When he turned 18, he was drafted.
"I swore my allegiance and so doing I was sworn in to the U.S. Army," Brumfield recalled.
After training, he joined the 589th Field Artillery Battalion, 106th Division.
They shipped off for Europe on the U.S.S. Wakefield and spent about a week in England before heading to Normandy.
"We were in the second wave. We were not in the 1st wave to strike Normandy, which it was hit June the 6th. But we went down the Seine River into Rouen and we went on across to of course, France, Belgium and Luxemburg to the Seigfried Line," Brumfield said.
They replaced the 2nd Division in the Schnee Eifle area in western Germany.
"We had about a 28 mile sector to defend in that area. And I may say that no one thought that there would be a direct attack in that vicinity. In fact in was one of the greatest battles in the European event in World War II, the Battle of the Bulge. In fact the SS Battery Division hit our outfit, spearheaded right through it," Brumfield added.
"I was behind the 50 caliber machine gun when the SS came in. We'd been ordered by Col. Kelley to shoot those Germans as they come across the open field of snow, which we did. We went to get munitions. As we departed, we went along a valley and in so doing we joined another group of individuals.

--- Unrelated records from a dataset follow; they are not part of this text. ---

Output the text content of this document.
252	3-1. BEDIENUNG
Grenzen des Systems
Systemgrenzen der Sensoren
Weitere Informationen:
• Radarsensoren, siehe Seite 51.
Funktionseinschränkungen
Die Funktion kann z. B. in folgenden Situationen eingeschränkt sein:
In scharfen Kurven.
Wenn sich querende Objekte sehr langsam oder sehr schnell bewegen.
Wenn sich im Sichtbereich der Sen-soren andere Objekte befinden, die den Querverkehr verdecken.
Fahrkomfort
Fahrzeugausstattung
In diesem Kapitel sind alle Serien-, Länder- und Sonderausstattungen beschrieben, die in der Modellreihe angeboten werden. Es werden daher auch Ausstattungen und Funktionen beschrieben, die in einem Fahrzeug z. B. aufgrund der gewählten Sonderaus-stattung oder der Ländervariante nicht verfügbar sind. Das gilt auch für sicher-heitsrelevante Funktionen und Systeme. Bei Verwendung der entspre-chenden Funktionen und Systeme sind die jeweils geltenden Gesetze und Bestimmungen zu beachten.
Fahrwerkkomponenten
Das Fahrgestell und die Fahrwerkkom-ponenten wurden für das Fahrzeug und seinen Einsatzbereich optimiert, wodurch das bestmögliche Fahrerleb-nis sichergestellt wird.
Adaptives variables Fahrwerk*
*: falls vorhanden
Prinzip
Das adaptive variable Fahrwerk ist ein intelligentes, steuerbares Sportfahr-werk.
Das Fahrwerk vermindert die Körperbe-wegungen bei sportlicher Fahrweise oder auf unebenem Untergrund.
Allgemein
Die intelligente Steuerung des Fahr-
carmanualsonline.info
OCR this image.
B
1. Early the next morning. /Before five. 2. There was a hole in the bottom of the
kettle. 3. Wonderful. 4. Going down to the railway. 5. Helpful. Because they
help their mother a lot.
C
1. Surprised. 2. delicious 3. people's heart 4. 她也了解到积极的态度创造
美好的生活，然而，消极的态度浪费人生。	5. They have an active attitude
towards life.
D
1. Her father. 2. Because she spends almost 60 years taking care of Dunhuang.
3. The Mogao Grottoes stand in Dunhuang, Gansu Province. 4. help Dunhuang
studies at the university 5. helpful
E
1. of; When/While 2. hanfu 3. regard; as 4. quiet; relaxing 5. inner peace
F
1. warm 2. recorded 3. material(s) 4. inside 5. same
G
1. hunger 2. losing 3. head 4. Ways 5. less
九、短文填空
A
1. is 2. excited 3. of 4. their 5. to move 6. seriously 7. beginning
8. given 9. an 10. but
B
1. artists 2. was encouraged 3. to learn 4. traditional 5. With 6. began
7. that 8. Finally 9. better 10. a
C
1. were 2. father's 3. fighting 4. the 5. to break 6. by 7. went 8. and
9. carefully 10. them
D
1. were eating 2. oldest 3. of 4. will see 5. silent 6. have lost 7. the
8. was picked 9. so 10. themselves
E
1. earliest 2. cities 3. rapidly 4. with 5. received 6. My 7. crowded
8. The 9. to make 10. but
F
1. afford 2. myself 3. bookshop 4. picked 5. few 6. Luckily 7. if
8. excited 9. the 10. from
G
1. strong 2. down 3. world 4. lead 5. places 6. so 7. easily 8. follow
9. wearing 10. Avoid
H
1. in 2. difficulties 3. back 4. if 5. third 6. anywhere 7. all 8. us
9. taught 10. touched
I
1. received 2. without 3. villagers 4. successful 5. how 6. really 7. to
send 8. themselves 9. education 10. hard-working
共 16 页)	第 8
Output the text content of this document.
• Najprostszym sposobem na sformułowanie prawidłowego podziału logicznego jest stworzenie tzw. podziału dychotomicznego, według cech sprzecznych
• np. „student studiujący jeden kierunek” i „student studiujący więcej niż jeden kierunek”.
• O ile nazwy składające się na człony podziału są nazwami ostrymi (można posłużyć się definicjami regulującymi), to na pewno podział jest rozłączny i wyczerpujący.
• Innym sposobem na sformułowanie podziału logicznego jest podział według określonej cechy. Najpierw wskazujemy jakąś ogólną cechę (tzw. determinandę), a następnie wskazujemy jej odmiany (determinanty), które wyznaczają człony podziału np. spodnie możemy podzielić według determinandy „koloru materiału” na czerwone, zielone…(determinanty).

The next morning we went back to reorganize. We was marching back trying to get back to St. Vith, that was division headquarters. We was attacked from above as we was marching in a column below. And I jumped from the convoy, truck and I looked up and people were being slaughtered. And later I wound up at motor pool. Which three days later was encircled by Germans. And an officer was sent up under a flag of truth. And he was shot and killed and they bombarded us for about 8 hours," Brumfield said.
When a second officer went up to surrender, a quiet fell and Brumfield got his first sleep in days. When he woke up, a German was standing there, pointing a bayonet six inches from his chest.
"I didn't want to surrender. Wasn't nothing I could do. As I marched out we went back by where that column had been annihilated and destroyed. Dead bodies everywhere, pieces of artillery, and guns and dead soldiers scattered everywhere."